If True, re-scrape links already present in the store.

required
collect_links()

Collect links using the targeter and store them in the store.

get_links() -> pd.DataFrame

Return a DataFrame copy of the stored links.

scrape

scrape(links: Iterable[str] = None, overwrite: bool = False) -> Sequence[ScrapeResult]

Scrape content from the provided links and return a list of ScrapeResult objects.

Parameters:

Name Type Description Default
links Iterable[str]

Collection of URLs to scrape. If None, targets links already collected in the store.

None
overwrite bool

If True, re-scrape links that have already been successfully scraped.

False

Returns:

Type Description
Sequence[ScrapeResult]

Sequence[ScrapeResult]: List of ScrapeResult objects for each link.

get_scrapes

get_scrapes() -> pd.DataFrame

Return a DataFrame copy of the stored scrape results.

update_scrapes

update_scrapes(data)

Update scrapes using different input data types.

This generic dispatcher supports updating scrape results using
  • A list of ScrapeResults
  • A dictionary mapping links (str) to ScrapeResults
  • A pandas DataFrame containing ScrapeResult fields in columns

Raises:

Type Description
NotImplementedError

If the data type is not supported.

update_analyses

update_analyses(data, output_cols: Sequence[str] = None)

Update analyses using different input data types.

This generic dispatcher supports updating analysis results using
  • A dictionary mapping links (str) to AnalysisResult objects
  • A pandas DataFrame containing a 'links' column and AnalysisResult information

Raises:

Type Description
NotImplementedError

If the data type is not supported.

clear_scrapes

clear_scrapes()

Clear all ScrapeResults from the store.

clear_analyses

clear_analyses()

Clear all AnalysisResults from the store.

clear_store

clear_store()

Erase all records of scraped and analyzed content.

analyze__generator

analyze__generator(links: Sequence[str]) -> Generator[AnalysisResult, None, None]

Analyze content for links that have been successfully scraped but not yet analyzed.

Parameters:

Name Type Description Default
overwrite bool

(Currently unused) Reserved for future re-analysis capabilities.

required

analyze

analyze(overwrite: bool = False) -> Sequence[AnalysisResult]

Analyze content for links that have been successfully scraped but not yet analyzed.

Parameters:

Name Type Description Default
overwrite bool

(Currently unused) Reserved for future re-analysis capabilities.

False

Returns:

Type Description
Sequence[AnalysisResult]

Sequence[AnalysisResult]: List of AnalysisResult objects for each link.

get_analyses

get_analyses() -> pd.DataFrame

Return a DataFrame copy of the stored analysis results.

update_records

update_records(records: Sequence[StoreRecord])

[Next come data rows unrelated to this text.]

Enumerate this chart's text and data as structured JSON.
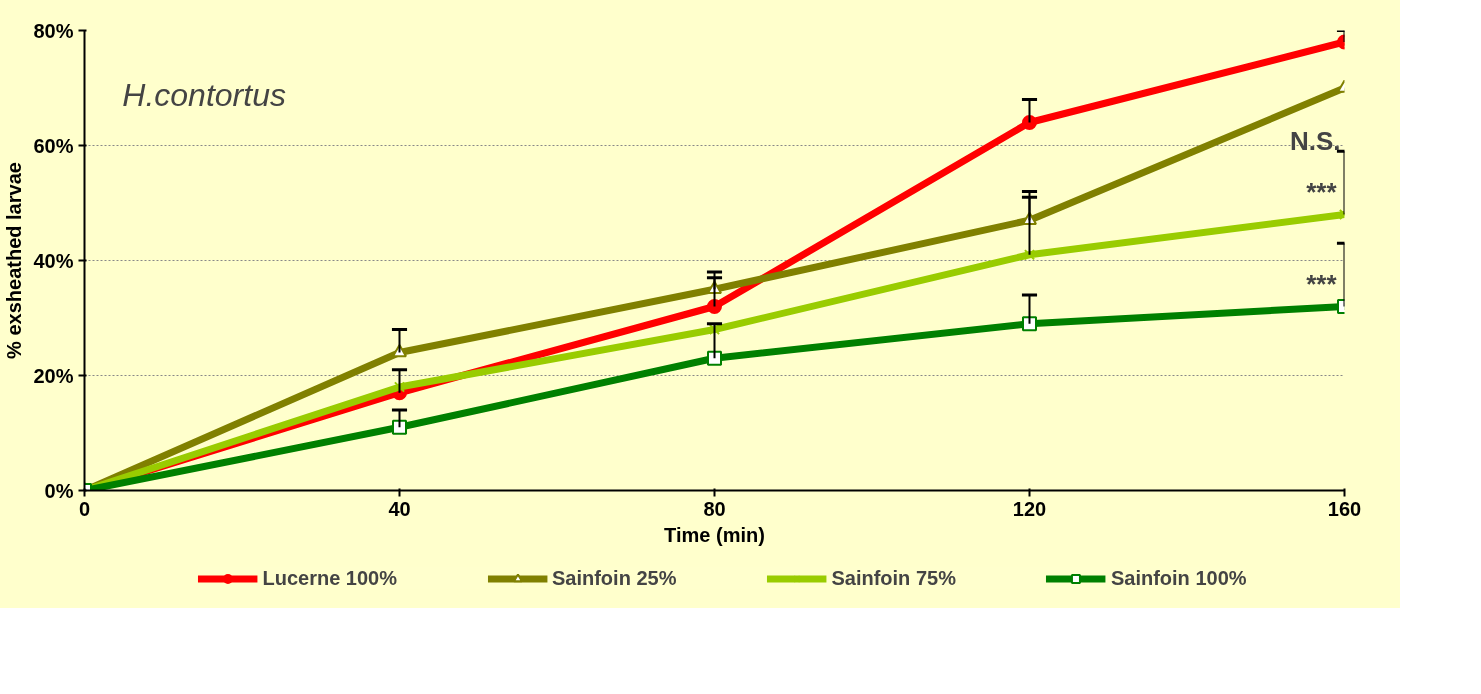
{
  "chart_data": {
    "type": "line",
    "x": [
      0,
      40,
      80,
      120,
      160
    ],
    "xlabel": "Time (min)",
    "ylabel": "% exsheathed larvae",
    "xlim": [
      0,
      160
    ],
    "xticks": [
      0,
      40,
      80,
      120,
      160
    ],
    "ylim": [
      0,
      80
    ],
    "yticks": [
      {
        "value": 0,
        "label": "0%"
      },
      {
        "value": 20,
        "label": "20%"
      },
      {
        "value": 40,
        "label": "40%"
      },
      {
        "value": 60,
        "label": "60%"
      },
      {
        "value": 80,
        "label": "80%"
      }
    ],
    "grid": "y",
    "legend": "bottom",
    "line_style": "solid",
    "series": [
      {
        "name": "Lucerne 100%",
        "color": "#ff0000",
        "marker": "circle",
        "values": [
          0,
          17,
          32,
          64,
          78
        ],
        "errors": [
          null,
          [
            17,
            21
          ],
          [
            32,
            38
          ],
          [
            64,
            68
          ],
          [
            78,
            80
          ]
        ]
      },
      {
        "name": "Sainfoin 25%",
        "color": "#808000",
        "marker": "triangle",
        "values": [
          0,
          24,
          35,
          47,
          70
        ],
        "errors": [
          null,
          [
            24,
            28
          ],
          [
            35,
            37
          ],
          [
            47,
            52
          ],
          null
        ]
      },
      {
        "name": "Sainfoin 75%",
        "color": "#99cc00",
        "marker": "cross",
        "values": [
          0,
          18,
          28,
          41,
          48
        ],
        "errors": [
          null,
          null,
          null,
          [
            41,
            51
          ],
          [
            48,
            59
          ]
        ]
      },
      {
        "name": "Sainfoin 100%",
        "color": "#008000",
        "marker": "square",
        "values": [
          0,
          11,
          23,
          29,
          32
        ],
        "errors": [
          null,
          [
            11,
            14
          ],
          [
            23,
            29
          ],
          [
            29,
            34
          ],
          [
            32,
            43
          ]
        ]
      }
    ],
    "annotations": [
      "H.contortus",
      "N.S.",
      {
        "text": "***",
        "x": 160,
        "y": 48
      },
      {
        "text": "***",
        "x": 160,
        "y": 32
      }
    ]
  }
}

Update records in the store.

Parameters:

Name Type Description Default
records Sequence[StoreRecord]

List of StoreRecord objects to replace the current store.

required

dump_store

dump_store() -> pd.DataFrame

Dump the store to a DataFrame that can be loaded later.

load_store

load_store(df: DataFrame, flush: bool = True)

Load the store from a DataFrame.

Parameters:

Name Type Description Default
df DataFrame

DataFrame containing scrape and analysis results.

required
flush bool

If True, clear the current store before loading.

True

export

export(verbose=False) -> pd.DataFrame

Export stored records as a DataFrame with unnested analysis outputs.

If verbose is True, include extra metadata such as success flags and error messages.

Parameters:

Name Type Description Default
verbose bool

If True, include additional columns for detailed status.

False

Returns:

Type Description
DataFrame

pd.DataFrame: A DataFrame containing exported records.